Такому абсурдному замкнутому кругу — системе, в которой работают, чтобы производить труд, — соответствуют и требования бастующих ради забастовки (впрочем, этим сегодня заканчивается и большинство забастовок «с конкретными требованиями»): «Оплатите нам дни забастовки», — что по сути значит «заплатите нам, чтобы мы могли воспроизвести забастовку ради забастовки». Это абсурд всей системы, вывернутый наизнанку.
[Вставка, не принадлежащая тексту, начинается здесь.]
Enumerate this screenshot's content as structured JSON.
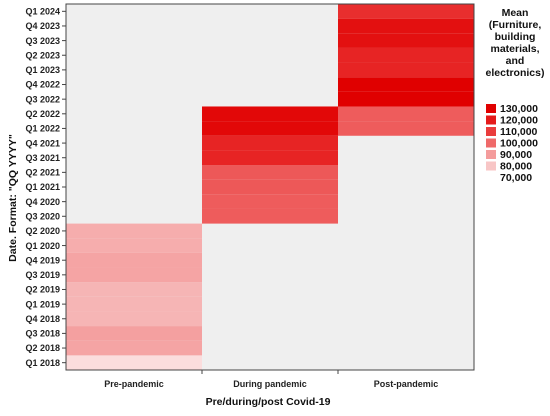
{
  "chart_data": {
    "type": "heatmap",
    "xlabel": "Pre/during/post Covid-19",
    "ylabel": "Date. Format: \"QQ YYYY\"",
    "x_categories": [
      "Pre-pandemic",
      "During pandemic",
      "Post-pandemic"
    ],
    "y_categories": [
      "Q1 2018",
      "Q2 2018",
      "Q3 2018",
      "Q4 2018",
      "Q1 2019",
      "Q2 2019",
      "Q3 2019",
      "Q4 2019",
      "Q1 2020",
      "Q2 2020",
      "Q3 2020",
      "Q4 2020",
      "Q1 2021",
      "Q2 2021",
      "Q3 2021",
      "Q4 2021",
      "Q1 2022",
      "Q2 2022",
      "Q3 2022",
      "Q4 2022",
      "Q1 2023",
      "Q2 2023",
      "Q3 2023",
      "Q4 2023",
      "Q1 2024"
    ],
    "cells": [
      {
        "x": "Pre-pandemic",
        "y": "Q1 2018",
        "value": 76000
      },
      {
        "x": "Pre-pandemic",
        "y": "Q2 2018",
        "value": 88000
      },
      {
        "x": "Pre-pandemic",
        "y": "Q3 2018",
        "value": 89000
      },
      {
        "x": "Pre-pandemic",
        "y": "Q4 2018",
        "value": 84000
      },
      {
        "x": "Pre-pandemic",
        "y": "Q1 2019",
        "value": 84000
      },
      {
        "x": "Pre-pandemic",
        "y": "Q2 2019",
        "value": 84000
      },
      {
        "x": "Pre-pandemic",
        "y": "Q3 2019",
        "value": 88000
      },
      {
        "x": "Pre-pandemic",
        "y": "Q4 2019",
        "value": 88000
      },
      {
        "x": "Pre-pandemic",
        "y": "Q1 2020",
        "value": 86000
      },
      {
        "x": "Pre-pandemic",
        "y": "Q2 2020",
        "value": 86000
      },
      {
        "x": "During pandemic",
        "y": "Q3 2020",
        "value": 103000
      },
      {
        "x": "During pandemic",
        "y": "Q4 2020",
        "value": 103000
      },
      {
        "x": "During pandemic",
        "y": "Q1 2021",
        "value": 104000
      },
      {
        "x": "During pandemic",
        "y": "Q2 2021",
        "value": 104000
      },
      {
        "x": "During pandemic",
        "y": "Q3 2021",
        "value": 117000
      },
      {
        "x": "During pandemic",
        "y": "Q4 2021",
        "value": 117000
      },
      {
        "x": "During pandemic",
        "y": "Q1 2022",
        "value": 127000
      },
      {
        "x": "During pandemic",
        "y": "Q2 2022",
        "value": 127000
      },
      {
        "x": "Post-pandemic",
        "y": "Q1 2022",
        "value": 103000
      },
      {
        "x": "Post-pandemic",
        "y": "Q2 2022",
        "value": 103000
      },
      {
        "x": "Post-pandemic",
        "y": "Q3 2022",
        "value": 132000
      },
      {
        "x": "Post-pandemic",
        "y": "Q4 2022",
        "value": 132000
      },
      {
        "x": "Post-pandemic",
        "y": "Q1 2023",
        "value": 117000
      },
      {
        "x": "Post-pandemic",
        "y": "Q2 2023",
        "value": 117000
      },
      {
        "x": "Post-pandemic",
        "y": "Q3 2023",
        "value": 124000
      },
      {
        "x": "Post-pandemic",
        "y": "Q4 2023",
        "value": 124000
      },
      {
        "x": "Post-pandemic",
        "y": "Q1 2024",
        "value": 114000
      }
    ],
    "empty_cell_color": "#efefef",
    "legend": {
      "title_lines": [
        "Mean",
        "(Furniture,",
        "building",
        "materials,",
        "and",
        "electronics)"
      ],
      "entries": [
        {
          "label": "130,000",
          "color": "#e00000"
        },
        {
          "label": "120,000",
          "color": "#e51a1a"
        },
        {
          "label": "110,000",
          "color": "#ea3c3c"
        },
        {
          "label": "100,000",
          "color": "#ef6a6a"
        },
        {
          "label": "90,000",
          "color": "#f49c9c"
        },
        {
          "label": "80,000",
          "color": "#f8c6c6"
        },
        {
          "label": "70,000",
          "color": "#ffffff"
        }
      ],
      "placement": "right"
    }
  }
}
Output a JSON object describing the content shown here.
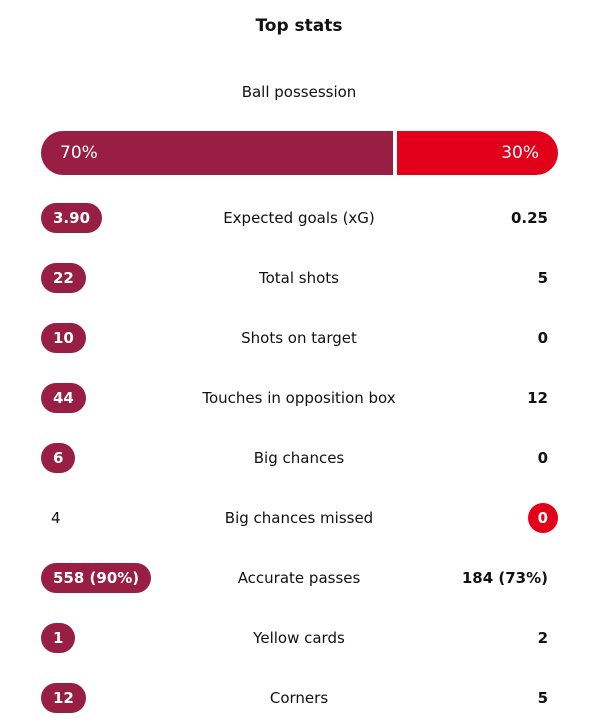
{
  "header": {
    "title": "Top stats"
  },
  "possession": {
    "label": "Ball possession",
    "home": "70%",
    "away": "30%",
    "home_color": "#981e43",
    "away_color": "#e2001a"
  },
  "rows": [
    {
      "label": "Expected goals (xG)",
      "home": "3.90",
      "away": "0.25",
      "highlight": "home"
    },
    {
      "label": "Total shots",
      "home": "22",
      "away": "5",
      "highlight": "home"
    },
    {
      "label": "Shots on target",
      "home": "10",
      "away": "0",
      "highlight": "home"
    },
    {
      "label": "Touches in opposition box",
      "home": "44",
      "away": "12",
      "highlight": "home"
    },
    {
      "label": "Big chances",
      "home": "6",
      "away": "0",
      "highlight": "home"
    },
    {
      "label": "Big chances missed",
      "home": "4",
      "away": "0",
      "highlight": "away"
    },
    {
      "label": "Accurate passes",
      "home": "558 (90%)",
      "away": "184 (73%)",
      "highlight": "home"
    },
    {
      "label": "Yellow cards",
      "home": "1",
      "away": "2",
      "highlight": "home"
    },
    {
      "label": "Corners",
      "home": "12",
      "away": "5",
      "highlight": "home"
    }
  ]
}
Ныне, когда продукты производства — все продукты, включая и сам труд, — оказались по ту сторону полезного и бесполезного, производительного труда больше нет, остался только труд воспроизводительный. Точно так же нет больше и «производительного» или «непроизводительного» потребления, осталось только потребление воспроизводительное. Досуг столь же «производителен», сколь и труд, фабричный труд настолько же «непроизводителен», как досуг или труд в третичном секторе; первая формула не отличается от второй, и эта неотличимость как раз и знаменует собой завершение фазы политической экономии. Все стали воспроизводителями — то есть утратили конкретные целевые установки, которые их различали. Никто больше не производит. Производство умерло. Да здравствует воспроизводство!

Генеалогия производства

При нынешней системе воспроизводится сам капитал в самом строгом своём определении — как форма общественных отношений, — а не в вульгарном понимании, как деньги, прибыль и хозяйственная система. Воспроизводство всегда понималось как «расширенное» воспроизводство способа производства, обусловленное этим последним. На самом же деле следовало мыслить способ производства как одну из модальностей не единственную) режима воспроизводства. Производительные силы и производственные отношения — иными словами, сфера материального производства — представляют собой, пожалуй, лишь одну из возможных, то есть исторически относительных конъюнктур, возникающих в процессе воспроизводства. Воспроизводство — форма гораздо более емкая, чем экономическая эксплуатация. А стало быть, игра производительных сил не является её необходимым условием.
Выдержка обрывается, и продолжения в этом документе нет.